Finished writing all 3170 images in data set.
$ cd -

This will download the 218 MB flowers image dataset and then preprocess it into training and validation sets. The re-training procedure can then be executed using these steps (note that the additional commands are to avoid a dependency on the Bazel build system):

$ mkdir -p $FLOWERS_DIR/train
$ bazel build inception/flowers_train
$ bazel-bin/inception/flowers_train --train_dir=$FLOWERS_DIR/train --data_dir=$FLOWERS_DIR/data --pretrained_model_checkpoint_path=$INCEPTION_DIR/inception-v3/model.ckpt-157585 --fine_tune=True --initial_learning_rate=0.001 -input_queue_memory_factor=1 --max_steps=500 --num_gpus 1 --batch_size=64
step 450, loss = 1.21 (21.7 examples/sec; 2.951 sec/batch)
step 460, loss = 1.19 (21.6 examples/sec; 2.964 sec/batch)
step 470, loss = 1.07 (21.8 examples/sec; 2.931 sec/batch)
step 480, loss = 1.11 (21.7 examples/sec; 2.950 sec/batch)
step 490, loss = 1.24 (21.7 examples/sec; 2.956 sec/batch)

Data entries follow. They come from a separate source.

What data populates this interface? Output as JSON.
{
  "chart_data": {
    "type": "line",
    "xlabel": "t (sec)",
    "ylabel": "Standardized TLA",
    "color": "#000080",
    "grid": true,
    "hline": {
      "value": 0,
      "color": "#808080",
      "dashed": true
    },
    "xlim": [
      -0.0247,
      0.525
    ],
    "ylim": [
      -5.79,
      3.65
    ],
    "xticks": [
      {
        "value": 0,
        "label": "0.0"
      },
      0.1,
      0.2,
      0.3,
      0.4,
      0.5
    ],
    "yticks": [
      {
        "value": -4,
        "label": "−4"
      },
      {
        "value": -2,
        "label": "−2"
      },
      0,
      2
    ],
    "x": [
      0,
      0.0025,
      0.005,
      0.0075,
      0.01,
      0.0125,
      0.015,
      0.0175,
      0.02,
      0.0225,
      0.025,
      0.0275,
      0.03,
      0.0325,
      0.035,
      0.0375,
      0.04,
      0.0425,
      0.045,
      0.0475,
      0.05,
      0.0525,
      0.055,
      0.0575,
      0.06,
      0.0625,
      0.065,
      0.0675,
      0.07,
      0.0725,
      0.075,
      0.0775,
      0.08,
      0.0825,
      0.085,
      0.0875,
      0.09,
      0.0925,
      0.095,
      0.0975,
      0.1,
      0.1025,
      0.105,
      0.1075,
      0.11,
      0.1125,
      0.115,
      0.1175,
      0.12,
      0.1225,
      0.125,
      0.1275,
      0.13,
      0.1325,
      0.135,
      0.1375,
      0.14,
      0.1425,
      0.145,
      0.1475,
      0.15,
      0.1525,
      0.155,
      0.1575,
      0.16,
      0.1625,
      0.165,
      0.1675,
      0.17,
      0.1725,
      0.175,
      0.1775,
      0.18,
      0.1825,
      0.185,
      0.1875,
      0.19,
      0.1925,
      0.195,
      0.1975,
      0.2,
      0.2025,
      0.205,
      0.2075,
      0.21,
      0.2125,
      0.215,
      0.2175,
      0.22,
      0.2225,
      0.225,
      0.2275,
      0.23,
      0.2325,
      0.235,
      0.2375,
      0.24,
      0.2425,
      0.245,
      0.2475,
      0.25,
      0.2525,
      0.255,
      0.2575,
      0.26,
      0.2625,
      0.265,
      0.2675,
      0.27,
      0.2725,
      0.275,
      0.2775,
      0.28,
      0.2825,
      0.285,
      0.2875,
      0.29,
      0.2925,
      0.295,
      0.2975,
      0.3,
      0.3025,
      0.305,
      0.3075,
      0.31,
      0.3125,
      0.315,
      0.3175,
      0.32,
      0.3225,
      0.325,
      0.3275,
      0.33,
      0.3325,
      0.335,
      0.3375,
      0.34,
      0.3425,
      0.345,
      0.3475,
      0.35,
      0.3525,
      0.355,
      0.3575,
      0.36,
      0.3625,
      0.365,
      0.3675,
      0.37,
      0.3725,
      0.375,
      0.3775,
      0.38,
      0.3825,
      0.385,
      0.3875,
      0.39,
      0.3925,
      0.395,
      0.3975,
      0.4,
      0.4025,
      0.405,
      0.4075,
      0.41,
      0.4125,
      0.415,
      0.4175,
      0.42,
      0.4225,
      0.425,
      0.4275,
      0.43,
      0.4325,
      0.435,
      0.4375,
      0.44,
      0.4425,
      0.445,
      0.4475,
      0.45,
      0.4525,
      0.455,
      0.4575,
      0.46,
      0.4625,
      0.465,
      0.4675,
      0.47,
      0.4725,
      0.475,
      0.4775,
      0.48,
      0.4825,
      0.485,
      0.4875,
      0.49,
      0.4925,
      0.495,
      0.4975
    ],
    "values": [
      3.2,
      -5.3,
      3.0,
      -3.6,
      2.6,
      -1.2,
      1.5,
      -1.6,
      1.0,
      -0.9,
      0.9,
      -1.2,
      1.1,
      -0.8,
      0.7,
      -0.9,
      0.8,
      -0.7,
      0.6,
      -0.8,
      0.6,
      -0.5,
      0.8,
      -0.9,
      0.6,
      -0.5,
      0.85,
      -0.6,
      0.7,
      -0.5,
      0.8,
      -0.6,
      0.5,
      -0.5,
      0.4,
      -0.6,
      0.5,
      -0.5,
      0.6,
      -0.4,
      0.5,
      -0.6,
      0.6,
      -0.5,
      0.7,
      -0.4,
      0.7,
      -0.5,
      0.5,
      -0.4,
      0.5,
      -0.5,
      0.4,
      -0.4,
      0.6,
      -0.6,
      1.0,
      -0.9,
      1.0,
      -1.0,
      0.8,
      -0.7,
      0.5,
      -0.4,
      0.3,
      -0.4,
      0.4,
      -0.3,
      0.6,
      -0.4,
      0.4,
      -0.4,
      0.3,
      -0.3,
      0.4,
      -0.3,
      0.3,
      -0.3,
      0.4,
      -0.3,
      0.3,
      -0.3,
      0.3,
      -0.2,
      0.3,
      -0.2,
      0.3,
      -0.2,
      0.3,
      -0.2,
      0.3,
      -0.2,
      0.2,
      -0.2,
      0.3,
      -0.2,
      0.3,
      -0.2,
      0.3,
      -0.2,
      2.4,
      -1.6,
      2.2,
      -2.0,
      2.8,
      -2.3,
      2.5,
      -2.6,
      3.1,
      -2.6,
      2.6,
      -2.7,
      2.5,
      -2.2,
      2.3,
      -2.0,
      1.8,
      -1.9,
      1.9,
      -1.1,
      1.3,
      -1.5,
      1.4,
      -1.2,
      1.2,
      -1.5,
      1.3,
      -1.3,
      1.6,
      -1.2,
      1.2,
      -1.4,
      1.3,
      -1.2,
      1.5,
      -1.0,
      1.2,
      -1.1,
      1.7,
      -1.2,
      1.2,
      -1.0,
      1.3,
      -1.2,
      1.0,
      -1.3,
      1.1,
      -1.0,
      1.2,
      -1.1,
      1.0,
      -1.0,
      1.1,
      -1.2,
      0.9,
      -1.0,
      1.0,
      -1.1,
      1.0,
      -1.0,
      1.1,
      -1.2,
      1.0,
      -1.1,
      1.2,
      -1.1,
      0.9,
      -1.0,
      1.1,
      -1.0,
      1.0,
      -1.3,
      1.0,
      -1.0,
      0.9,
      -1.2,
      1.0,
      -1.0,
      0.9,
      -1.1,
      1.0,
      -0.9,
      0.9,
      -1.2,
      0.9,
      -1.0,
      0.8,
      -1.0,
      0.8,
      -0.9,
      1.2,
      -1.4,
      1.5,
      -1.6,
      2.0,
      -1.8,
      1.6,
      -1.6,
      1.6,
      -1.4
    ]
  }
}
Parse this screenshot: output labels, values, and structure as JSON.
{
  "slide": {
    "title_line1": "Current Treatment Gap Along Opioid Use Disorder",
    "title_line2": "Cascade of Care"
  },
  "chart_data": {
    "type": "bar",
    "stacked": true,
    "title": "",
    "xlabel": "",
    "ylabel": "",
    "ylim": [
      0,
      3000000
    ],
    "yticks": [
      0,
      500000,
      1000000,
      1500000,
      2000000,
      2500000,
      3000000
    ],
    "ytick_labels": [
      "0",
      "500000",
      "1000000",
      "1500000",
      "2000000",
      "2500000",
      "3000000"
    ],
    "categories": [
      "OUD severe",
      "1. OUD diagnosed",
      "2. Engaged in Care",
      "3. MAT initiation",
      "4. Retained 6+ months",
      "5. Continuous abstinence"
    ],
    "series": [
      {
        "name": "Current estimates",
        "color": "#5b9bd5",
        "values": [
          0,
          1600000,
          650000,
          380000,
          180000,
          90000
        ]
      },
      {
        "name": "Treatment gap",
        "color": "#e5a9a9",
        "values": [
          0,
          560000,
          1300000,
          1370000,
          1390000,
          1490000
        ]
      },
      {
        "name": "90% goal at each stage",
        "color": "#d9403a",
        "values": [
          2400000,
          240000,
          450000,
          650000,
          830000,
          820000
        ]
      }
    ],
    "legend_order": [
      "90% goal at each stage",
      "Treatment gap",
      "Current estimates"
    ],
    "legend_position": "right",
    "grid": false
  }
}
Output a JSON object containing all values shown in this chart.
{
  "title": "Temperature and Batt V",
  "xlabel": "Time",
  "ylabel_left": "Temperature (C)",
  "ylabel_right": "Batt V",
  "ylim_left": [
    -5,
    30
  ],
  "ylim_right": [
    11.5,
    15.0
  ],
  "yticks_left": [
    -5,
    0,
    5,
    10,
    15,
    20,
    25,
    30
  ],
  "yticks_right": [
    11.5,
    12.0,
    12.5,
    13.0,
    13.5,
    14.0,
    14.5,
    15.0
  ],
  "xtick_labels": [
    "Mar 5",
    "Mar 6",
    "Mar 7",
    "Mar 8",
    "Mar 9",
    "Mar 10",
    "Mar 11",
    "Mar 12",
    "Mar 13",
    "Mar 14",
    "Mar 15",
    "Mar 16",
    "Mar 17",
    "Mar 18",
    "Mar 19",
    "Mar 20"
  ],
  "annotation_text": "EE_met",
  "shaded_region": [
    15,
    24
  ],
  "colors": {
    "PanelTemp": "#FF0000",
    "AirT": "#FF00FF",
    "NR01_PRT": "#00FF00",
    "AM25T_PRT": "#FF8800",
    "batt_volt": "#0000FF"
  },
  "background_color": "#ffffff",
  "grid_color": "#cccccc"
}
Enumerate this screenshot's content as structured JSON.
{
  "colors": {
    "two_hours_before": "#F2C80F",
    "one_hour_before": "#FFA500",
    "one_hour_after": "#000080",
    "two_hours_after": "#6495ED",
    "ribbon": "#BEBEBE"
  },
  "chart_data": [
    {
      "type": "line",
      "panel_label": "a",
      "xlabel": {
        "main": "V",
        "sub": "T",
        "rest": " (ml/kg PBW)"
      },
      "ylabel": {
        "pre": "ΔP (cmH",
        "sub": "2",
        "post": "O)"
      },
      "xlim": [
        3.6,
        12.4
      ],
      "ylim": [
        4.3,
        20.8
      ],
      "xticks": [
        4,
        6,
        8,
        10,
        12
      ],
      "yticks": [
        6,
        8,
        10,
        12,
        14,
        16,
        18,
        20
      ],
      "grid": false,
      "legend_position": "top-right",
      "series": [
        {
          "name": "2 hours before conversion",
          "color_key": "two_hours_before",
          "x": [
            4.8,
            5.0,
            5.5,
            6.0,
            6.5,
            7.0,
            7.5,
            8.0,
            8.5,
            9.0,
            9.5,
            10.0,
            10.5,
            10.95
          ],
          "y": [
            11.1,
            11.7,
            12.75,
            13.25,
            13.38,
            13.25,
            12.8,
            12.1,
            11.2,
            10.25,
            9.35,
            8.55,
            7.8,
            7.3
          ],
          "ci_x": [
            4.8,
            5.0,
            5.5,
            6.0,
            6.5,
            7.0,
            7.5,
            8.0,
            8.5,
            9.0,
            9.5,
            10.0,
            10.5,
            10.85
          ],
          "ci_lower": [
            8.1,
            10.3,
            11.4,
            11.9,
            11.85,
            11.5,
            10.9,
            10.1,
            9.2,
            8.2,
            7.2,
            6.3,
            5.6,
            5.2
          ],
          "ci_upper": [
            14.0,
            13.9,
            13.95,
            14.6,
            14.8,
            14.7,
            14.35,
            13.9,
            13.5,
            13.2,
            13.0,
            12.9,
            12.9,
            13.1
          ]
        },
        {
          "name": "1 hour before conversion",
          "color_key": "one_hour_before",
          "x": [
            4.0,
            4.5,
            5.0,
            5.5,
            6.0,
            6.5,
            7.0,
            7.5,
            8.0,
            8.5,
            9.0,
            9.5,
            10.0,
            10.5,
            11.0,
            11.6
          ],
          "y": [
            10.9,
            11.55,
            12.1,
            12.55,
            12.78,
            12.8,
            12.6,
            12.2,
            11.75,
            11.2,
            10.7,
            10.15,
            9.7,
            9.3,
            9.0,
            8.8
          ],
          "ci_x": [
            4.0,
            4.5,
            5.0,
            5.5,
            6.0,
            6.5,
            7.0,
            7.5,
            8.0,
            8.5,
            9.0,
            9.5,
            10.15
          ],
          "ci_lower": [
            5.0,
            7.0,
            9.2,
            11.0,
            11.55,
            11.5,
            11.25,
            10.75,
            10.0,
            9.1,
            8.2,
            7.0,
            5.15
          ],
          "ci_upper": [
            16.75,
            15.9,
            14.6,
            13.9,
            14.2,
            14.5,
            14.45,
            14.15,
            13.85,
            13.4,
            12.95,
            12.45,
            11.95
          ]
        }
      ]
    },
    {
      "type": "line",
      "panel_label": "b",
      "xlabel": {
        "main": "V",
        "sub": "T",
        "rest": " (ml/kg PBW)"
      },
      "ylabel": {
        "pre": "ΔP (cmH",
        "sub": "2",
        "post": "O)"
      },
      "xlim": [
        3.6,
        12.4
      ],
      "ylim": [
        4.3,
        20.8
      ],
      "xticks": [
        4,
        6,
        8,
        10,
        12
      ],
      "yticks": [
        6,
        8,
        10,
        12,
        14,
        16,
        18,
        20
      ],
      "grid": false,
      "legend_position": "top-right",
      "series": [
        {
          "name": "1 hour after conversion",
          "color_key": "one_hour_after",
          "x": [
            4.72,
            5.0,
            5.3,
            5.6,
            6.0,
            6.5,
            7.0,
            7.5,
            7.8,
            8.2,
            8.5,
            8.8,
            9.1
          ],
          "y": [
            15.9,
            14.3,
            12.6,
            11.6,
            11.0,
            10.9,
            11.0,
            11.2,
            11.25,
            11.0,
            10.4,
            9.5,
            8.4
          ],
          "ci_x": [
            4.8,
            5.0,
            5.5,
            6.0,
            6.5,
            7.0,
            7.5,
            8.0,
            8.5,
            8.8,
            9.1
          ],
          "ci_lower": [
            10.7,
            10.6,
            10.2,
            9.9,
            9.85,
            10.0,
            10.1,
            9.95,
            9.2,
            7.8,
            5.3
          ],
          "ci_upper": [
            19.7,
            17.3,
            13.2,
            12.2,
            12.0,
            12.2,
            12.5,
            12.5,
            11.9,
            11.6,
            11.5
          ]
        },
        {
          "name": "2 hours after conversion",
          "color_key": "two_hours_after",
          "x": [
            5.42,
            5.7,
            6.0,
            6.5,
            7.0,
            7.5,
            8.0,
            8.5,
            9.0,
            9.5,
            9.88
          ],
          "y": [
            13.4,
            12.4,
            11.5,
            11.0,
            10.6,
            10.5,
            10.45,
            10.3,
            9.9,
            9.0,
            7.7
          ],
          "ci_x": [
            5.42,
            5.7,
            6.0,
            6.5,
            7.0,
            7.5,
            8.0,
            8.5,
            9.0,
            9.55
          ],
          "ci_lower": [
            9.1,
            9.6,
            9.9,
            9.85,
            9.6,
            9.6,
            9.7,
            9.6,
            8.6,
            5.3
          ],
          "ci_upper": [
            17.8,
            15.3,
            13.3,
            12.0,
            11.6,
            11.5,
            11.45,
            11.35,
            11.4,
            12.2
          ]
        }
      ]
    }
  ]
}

(Training can also be run on multiple GPUs by adding the --num_gpus=N option). The re-trained model can now be evaluated on the validation dataset:

$ mkdir -p $FLOWERS_DIR/eval
$ bazel build inception/flowers_eval
$ bazel-bin/inception/flowers_eval --eval_dir=$FLOWERS_DIR/eval --data_dir=$FLOWERS_DIR/data --subset=validation --num_examples=500 --checkpoint_dir=$FLOWERS_DIR/train --input_queue_memory_factor=1 --run_once
Successfully loaded model from /data/flowers/train/model.ckpt-499 at step=499.
starting evaluation on (validation).
precision @ 1 = 0.8574 recall @ 5 = 0.9980 [512 examples]

Here the top-1 (i.e., single guess) classification accuracy is 85% after retraining the model for 500 steps. The accuracy can be improved further by training for more steps. For more details on using the Inception v3 model, see the README document.